GA’s CEO Ms Annie Gibbins then delivered an overview of what support GA was able to provide to patients. Worldwide, glaucoma will affect 79 million people by 2020. In Australia, there are estimated to be 18,000 people who are either blind or severely vision impaired as a result of their glaucoma. There are estimated to be about 300,000 living with glaucoma, some 150,000 of which are unaware or undiagnosed. Surveys suggest that 90% of Australians rate sight as their most valued sense, with some 60% claiming that vision loss is worse than a heart attack or the loss of a limb.
GA offers appropriate referrals, free educational materials, and patient support. Those materials emphasise the risk factors: elevated IOP, being of Asian or African descent, being diabetic, some refractive errors, and being over 50 years of age. She likened GA to being the side-kick to the professionals on the glaucoma referral and treatment pathway.
She itemised the four stages of the glaucoma journey as: suspected diagnosis, confirmed diagnosis, adherence with prescribed treatment (often with the help of family, partners, and carers), and finally, living with glaucoma. Some 23-56% of sufferers have a family history of the disease. As is well documented, only 36-50% of sufferers are fully compliant with prescribed treatment 12 months after a glaucoma diagnosis.
Mr Grant Wilson from Vision Australia provided some insight into the difficulties experienced by glaucoma sufferers. Going back 30 years, he described their job prospects as being piano tuners and switchboard operators. Now with smartphones, apps, GPS devices and soundscape technology it is possible to travel and retrace steps in relative safety. Visual aids targeting factors like glare reduction, suitable lighting, and shading also help.
The ubiquitous personal computer in all its guises has decreased both the need for visual aids and the importance of CCTV-based magnifying devices. Text-to-voice scanning technology such as the OrCam MyEye2, a spectacle-mounted aid, has also played a part. Other aids include QR code scanning, people-recognition systems (from tagged photos), and Aira, a network of trained professional agents to whom the blind or vision impaired can connect with to be informed of what they are ‘looking’ at, what’s in front of them, and details of their immediate environment.

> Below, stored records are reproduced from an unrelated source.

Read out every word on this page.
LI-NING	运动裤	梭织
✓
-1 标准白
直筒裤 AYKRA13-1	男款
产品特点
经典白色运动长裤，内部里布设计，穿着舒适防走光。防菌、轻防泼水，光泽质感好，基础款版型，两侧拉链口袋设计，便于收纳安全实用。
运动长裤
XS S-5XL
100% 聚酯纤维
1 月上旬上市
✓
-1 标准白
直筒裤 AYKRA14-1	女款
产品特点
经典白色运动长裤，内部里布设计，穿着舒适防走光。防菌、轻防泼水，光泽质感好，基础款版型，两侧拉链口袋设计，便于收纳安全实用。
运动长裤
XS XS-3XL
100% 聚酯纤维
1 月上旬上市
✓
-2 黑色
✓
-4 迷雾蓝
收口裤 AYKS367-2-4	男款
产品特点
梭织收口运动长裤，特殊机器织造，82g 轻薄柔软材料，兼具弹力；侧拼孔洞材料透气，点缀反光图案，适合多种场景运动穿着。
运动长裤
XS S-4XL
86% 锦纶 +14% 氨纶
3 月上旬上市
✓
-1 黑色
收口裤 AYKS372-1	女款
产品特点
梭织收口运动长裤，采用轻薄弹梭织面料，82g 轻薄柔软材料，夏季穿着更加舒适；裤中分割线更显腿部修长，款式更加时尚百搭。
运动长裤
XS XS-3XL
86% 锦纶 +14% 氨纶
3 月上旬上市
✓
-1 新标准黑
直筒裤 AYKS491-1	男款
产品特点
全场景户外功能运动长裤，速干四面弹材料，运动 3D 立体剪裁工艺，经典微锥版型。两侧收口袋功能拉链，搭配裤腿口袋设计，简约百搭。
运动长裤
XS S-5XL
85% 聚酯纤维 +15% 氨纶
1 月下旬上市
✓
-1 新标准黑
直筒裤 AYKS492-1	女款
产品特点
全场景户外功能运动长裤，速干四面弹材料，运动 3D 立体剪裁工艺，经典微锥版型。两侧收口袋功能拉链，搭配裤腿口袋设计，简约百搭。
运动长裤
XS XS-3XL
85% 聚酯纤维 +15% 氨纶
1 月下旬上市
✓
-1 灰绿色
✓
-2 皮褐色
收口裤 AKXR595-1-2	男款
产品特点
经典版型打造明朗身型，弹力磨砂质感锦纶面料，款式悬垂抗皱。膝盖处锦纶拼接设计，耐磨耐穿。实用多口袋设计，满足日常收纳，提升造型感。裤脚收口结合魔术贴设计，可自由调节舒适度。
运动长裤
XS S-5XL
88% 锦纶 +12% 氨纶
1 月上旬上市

Other possibilities include IrisVision, a wearable device with powerful magnification capabilities, especially at distance, and personal digital assistants such as Google Home, Amazon Alexa, Windows Speech Recognition, and Apple Siri. With all the help available now, it is possible for the blind and vision impaired to undertake or continue full professional careers that were denied to earlier generations.